Simon Inglis 

Ted Booth obituary

Other lives: Lecturer in creative writing for 26 years at Hornsey College of Art in London
  
  

Ted Booth in 2016
Ted Booth was a well-regarded poet who had five volumes of his work published Photograph: none

My friend Ted Booth, who has died aged 87, was one of the academics whose iconoclasm made Hornsey College of Art in London a hotbed of radicalism in the 1970s, when Hornsey was a byword for student protests and radical teaching.

A lecturer in creative writing, he was also a well-regarded poet who between 1998 and 2022 had five volumes of work published: Rough Draft (1998), Fair Copy (2010), Lower Second (2017), The Olive Tree (2020) and Abandoned Poems (2022).

Born in Belvedere, Kent, to Mary, a librarian, and Jack, a metallurgist, he grew up in Greenwich, south-east London, where he went to Colfe’s grammar school and became a supporter of Charlton Athletic.

After graduating with a sociology degree from the LSE and gaining a teaching qualification from the Institute of Education, he began his career in special needs provision in schools. Then he moved into teacher training at the Battersea College of Domestic Science in south London and Shenstone College of Education in Worcestershire.

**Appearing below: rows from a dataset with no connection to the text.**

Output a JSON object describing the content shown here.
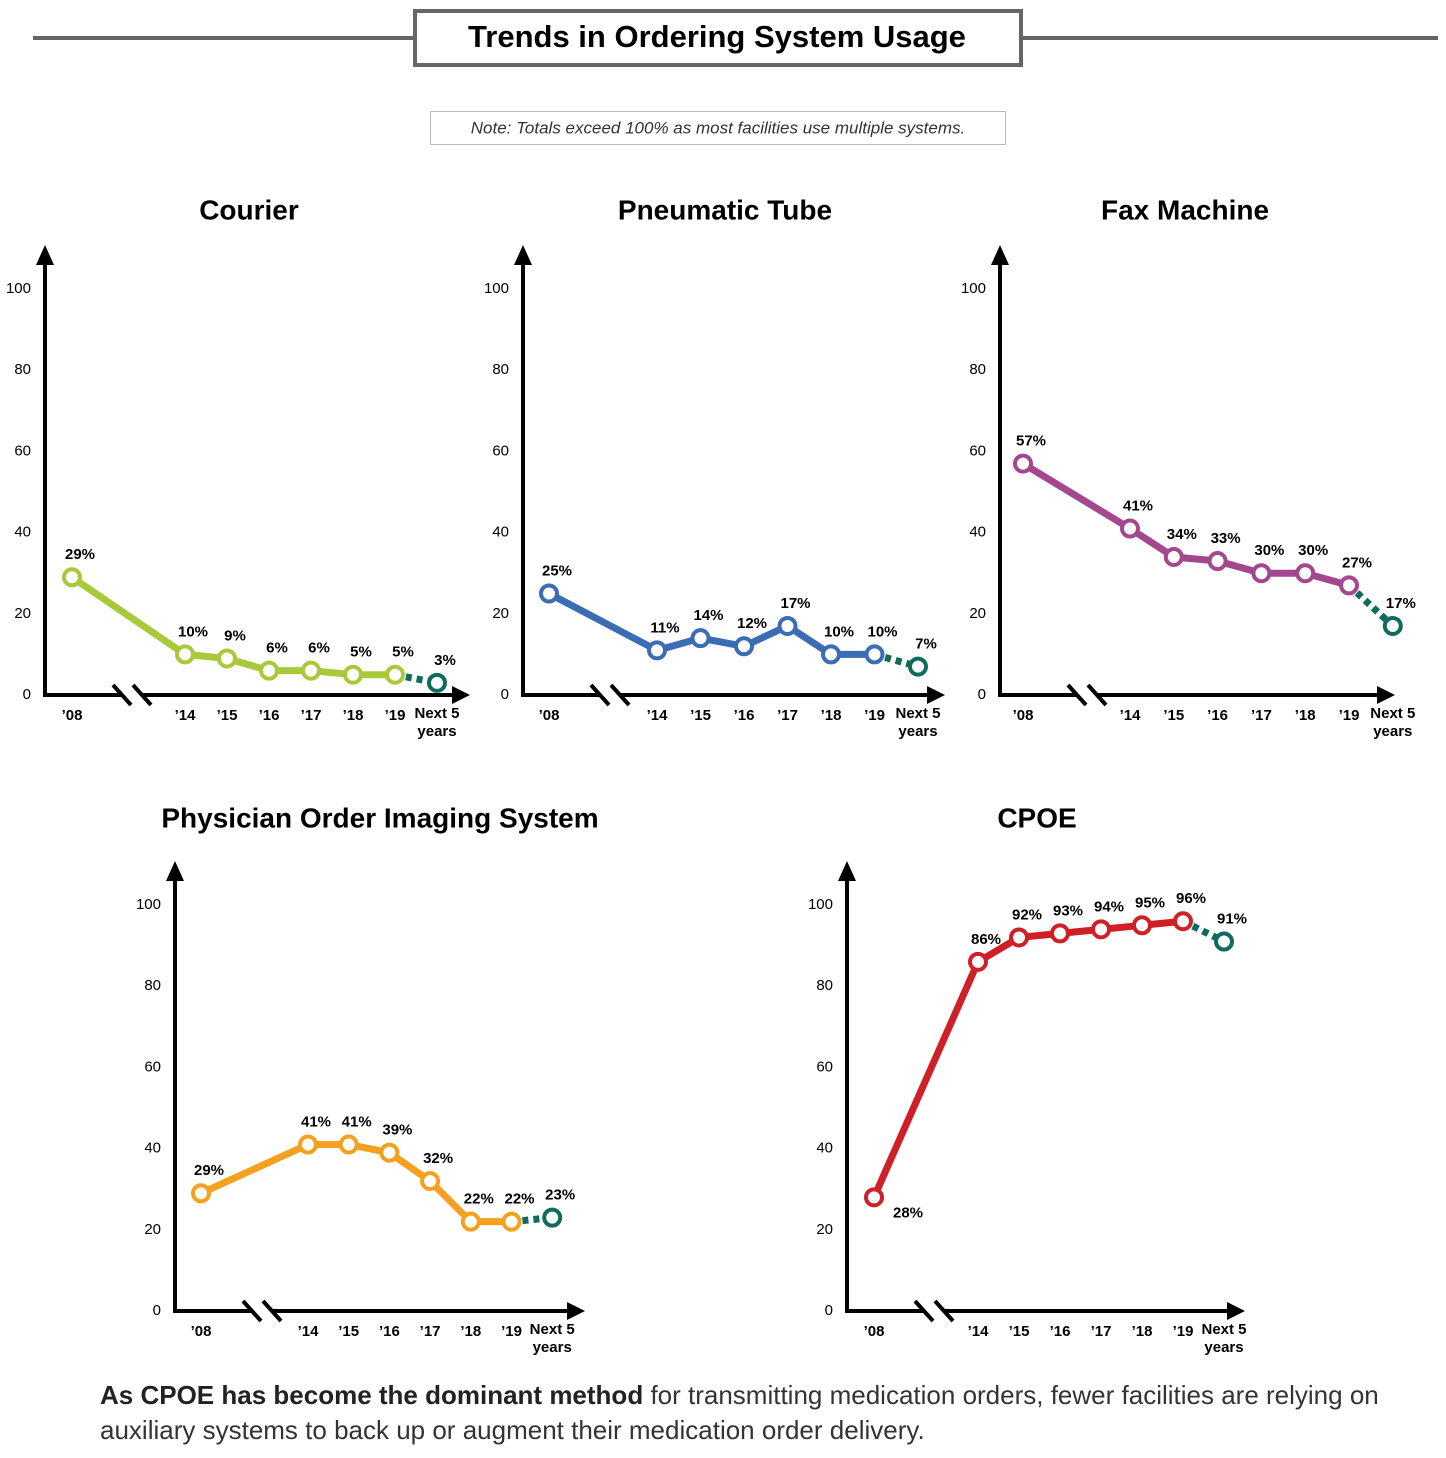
{
  "title": "Trends in Ordering System Usage",
  "note": "Note: Totals exceed 100% as most facilities use multiple systems.",
  "caption": {
    "bold": "As CPOE has become the dominant method",
    "rest": "for transmitting medication orders, fewer facilities are relying on auxiliary systems to back up or augment their medication order delivery."
  },
  "chart_data": [
    {
      "type": "line",
      "title": "Courier",
      "categories": [
        "’08",
        "’14",
        "’15",
        "’16",
        "’17",
        "’18",
        "’19",
        "Next 5 years"
      ],
      "values": [
        29,
        10,
        9,
        6,
        6,
        5,
        5,
        3
      ],
      "value_labels": [
        "29%",
        "10%",
        "9%",
        "6%",
        "6%",
        "5%",
        "5%",
        "3%"
      ],
      "color": "#a8c93a",
      "forecast_color": "#0f6b5e",
      "ylim": [
        0,
        100
      ],
      "yticks": [
        0,
        20,
        40,
        60,
        80,
        100
      ]
    },
    {
      "type": "line",
      "title": "Pneumatic Tube",
      "categories": [
        "’08",
        "’14",
        "’15",
        "’16",
        "’17",
        "’18",
        "’19",
        "Next 5 years"
      ],
      "values": [
        25,
        11,
        14,
        12,
        17,
        10,
        10,
        7
      ],
      "value_labels": [
        "25%",
        "11%",
        "14%",
        "12%",
        "17%",
        "10%",
        "10%",
        "7%"
      ],
      "color": "#3b6db5",
      "forecast_color": "#0f6b5e",
      "ylim": [
        0,
        100
      ],
      "yticks": [
        0,
        20,
        40,
        60,
        80,
        100
      ]
    },
    {
      "type": "line",
      "title": "Fax Machine",
      "categories": [
        "’08",
        "’14",
        "’15",
        "’16",
        "’17",
        "’18",
        "’19",
        "Next 5 years"
      ],
      "values": [
        57,
        41,
        34,
        33,
        30,
        30,
        27,
        17
      ],
      "value_labels": [
        "57%",
        "41%",
        "34%",
        "33%",
        "30%",
        "30%",
        "27%",
        "17%"
      ],
      "color": "#a3478f",
      "forecast_color": "#0f6b5e",
      "ylim": [
        0,
        100
      ],
      "yticks": [
        0,
        20,
        40,
        60,
        80,
        100
      ]
    },
    {
      "type": "line",
      "title": "Physician Order Imaging System",
      "categories": [
        "’08",
        "’14",
        "’15",
        "’16",
        "’17",
        "’18",
        "’19",
        "Next 5 years"
      ],
      "values": [
        29,
        41,
        41,
        39,
        32,
        22,
        22,
        23
      ],
      "value_labels": [
        "29%",
        "41%",
        "41%",
        "39%",
        "32%",
        "22%",
        "22%",
        "23%"
      ],
      "color": "#f5a01e",
      "forecast_color": "#0f6b5e",
      "ylim": [
        0,
        100
      ],
      "yticks": [
        0,
        20,
        40,
        60,
        80,
        100
      ]
    },
    {
      "type": "line",
      "title": "CPOE",
      "categories": [
        "’08",
        "’14",
        "’15",
        "’16",
        "’17",
        "’18",
        "’19",
        "Next 5 years"
      ],
      "values": [
        28,
        86,
        92,
        93,
        94,
        95,
        96,
        91
      ],
      "value_labels": [
        "28%",
        "86%",
        "92%",
        "93%",
        "94%",
        "95%",
        "96%",
        "91%"
      ],
      "color": "#cf2027",
      "forecast_color": "#0f6b5e",
      "ylim": [
        0,
        100
      ],
      "yticks": [
        0,
        20,
        40,
        60,
        80,
        100
      ]
    }
  ]
}
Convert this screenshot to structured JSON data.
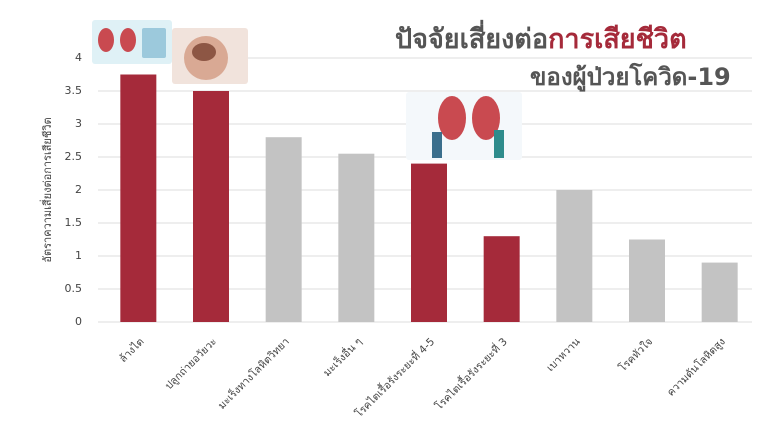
{
  "chart_data": {
    "type": "bar",
    "title_parts": [
      {
        "text": "ปัจจัยเสี่ยงต่อ",
        "color": "#555555"
      },
      {
        "text": "การเสียชีวิต",
        "color": "#a52a3a"
      }
    ],
    "subtitle": "ของผู้ป่วยโควิด-19",
    "y_label": "อัตราความเสี่ยงต่อการเสียชีวิต",
    "categories": [
      "ล้างไต",
      "ปลูกถ่ายอวัยวะ",
      "มะเร็งทางโลหิตวิทยา",
      "มะเร็งอื่น ๆ",
      "โรคไตเรื้อรังระยะที่ 4-5",
      "โรคไตเรื้อรังระยะที่ 3",
      "เบาหวาน",
      "โรคหัวใจ",
      "ความดันโลหิตสูง"
    ],
    "values": [
      3.75,
      3.5,
      2.8,
      2.55,
      2.4,
      1.3,
      2.0,
      1.25,
      0.9
    ],
    "colors": [
      "#a52a3a",
      "#a52a3a",
      "#c3c3c3",
      "#c3c3c3",
      "#a52a3a",
      "#a52a3a",
      "#c3c3c3",
      "#c3c3c3",
      "#c3c3c3"
    ],
    "ylim": [
      0,
      4
    ],
    "yticks": [
      0,
      0.5,
      1,
      1.5,
      2,
      2.5,
      3,
      3.5,
      4
    ],
    "grid": true
  }
}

Ted joined Hornsey College of Art in 1972, and was a lecturer there until retiring in 1998, by which time the college had been absorbed into Middlesex University.

Quietly spoken and cerebral, if not reading Ted would be immersed in a Guardian cryptic crossword, or watching Middlesex from his favourite spot at Lord’s cricket ground, the Allen Stand, just below the bar. But his short, rugged stature hinted at an altogether contrasting passion: mountaineering.

As a member of the LSE mountaineering club he saw several of his friends die in a climbing accident in the Peruvian Andes. Thereafter he mastered and taught mountaineering skills, climbing mostly in the UK and the Alps. By 1997 he had reached the top of all 408 peaks in England and Wales listed by the author George Bridge as measuring 2,000 ft or above. Twelve years later, when Mynydd Craig Goch was added to the list after a re-measurement, Ted climbed that too, at the age of 71.

He also ran 17 marathons, including the first London Marathon in 1981, played Sunday league football and club rugby, and was a stalwart of the London Orienteering Klubb.

In retirement in West Hampstead, north-west London, Ted took on the role of poet-in-residence for the Friends of Fortune Green, a group set up to look after a small local park, and was later writer in residence for the Friends of West Hampstead Library. For several years, to mark National Poetry Day, his poems were handed out by volunteers to the delight and occasional bemusement of passersby.

Two of Ted’s poems appeared in the 1999 anthology Football: Pure Poetry, alongside work by Seamus Heaney, Roger McGough and Adrian Mitchell, and another was published in its follow-up second volume (2002).

Ted is survived by his wife and fellow climber Janet (nee Pedder), whom he married in 1974, a son, Matthew, from an earlier marriage, to Denise Moyise, which ended in divorce, and two grandchildren.